Private life Insurance companies reported another month (November, 2017) of 30% growth in individual APE translating into 35% growth during April-November 2017. With 23% growth at LIC, overall growth rate was high at 27% y-o-y. Most players remained strong except Max Life and ICICI Prudential Life, both up just about 10% — we don’t read much into this moderation. Private players’ broad focus on agency expansion remained through bancassurance and it has gained share for large players in the last quarter.
Another month of strong business momentum
November, 2017 was another strong month with 30% growth in private sector individual business. This was driven by very strong growth among large private players, viz. Bajaj Allianz (up 49% y-o-y), HDFC Life (up 65% y-o-y), Metlife (up 35% y-o-y) and SBI Life (up 35% y-o-y). ICICI Life was up 11% compared to 32% YTD and Max Life was up 10% compared to 19% YTD — we don’t read much into this moderation.
Higher volumes in ULIPs; financial savings continue to grow
Three pointers to the fact that momentum of financial savings continues, viz. (i) with ticket size in individual non-single segment in single digit (except for Bajaj Allianz Life and Birla SL), most growth seems to have been driven by higher volumes. (ii) Q2FY18 public disclosures suggest that share of ULIPs has increased for HDFC Life (54% of APE in Q2FY18, 50% in Q1FY18) and Max Life (36% versus 29% q-o-q).

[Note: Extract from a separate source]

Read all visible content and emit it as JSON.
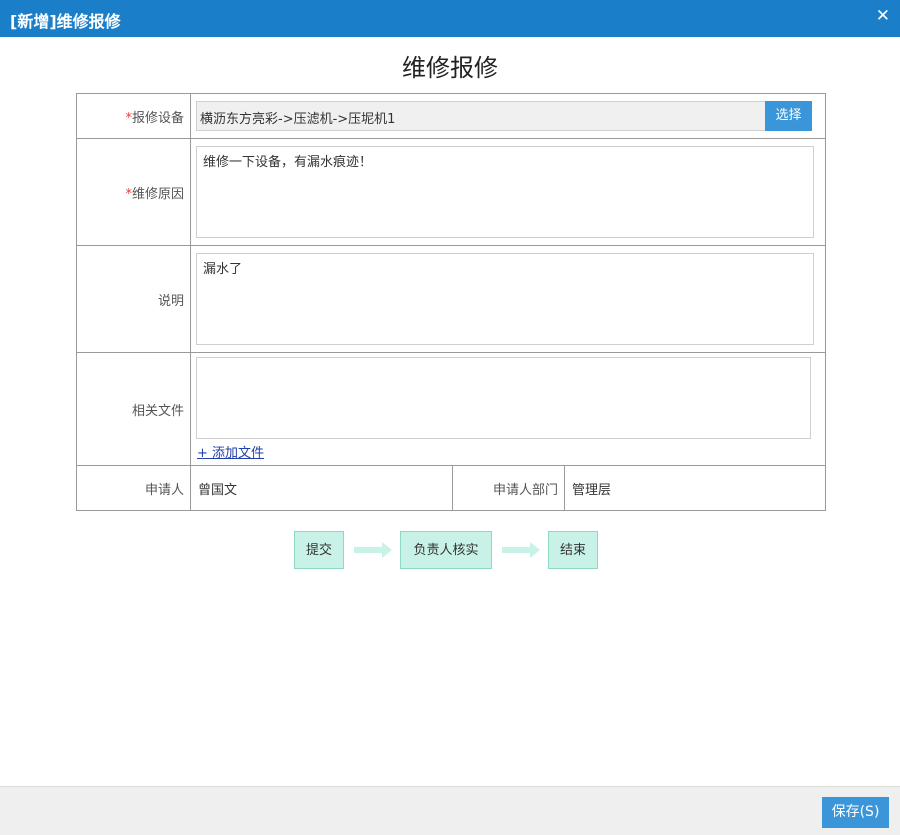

It was stable at 66% for SBI Life, though down to 57% from 72% q-o-q for Bajaj Life and 83% versus 87% q-o-q for ICICI Life. (iii) Inflows to mutual funds moved up to Rs 256 bn in November, 2017 from Rs 201 bn in October, 2017; moderation for the third consecutive month of October had then raised some concerns — November has bucked this trend.
Will the base effect of note ban play out to sustain 30% for the next four months?
Private sector individual APE crossed Rs 30 bn from December 2016 from Rs 18-22 bn/month in the preceding six months. This was likely due to the effect of demonetisation and higher business volumes towards the end of the year. The business has sustained momentum in the range of `26-30 bn/month over the past six months. It would be crucial to see if the run-rate can break the current range and report similar (30%) growth over the next four months as well.For now, the momentum seems to be strong.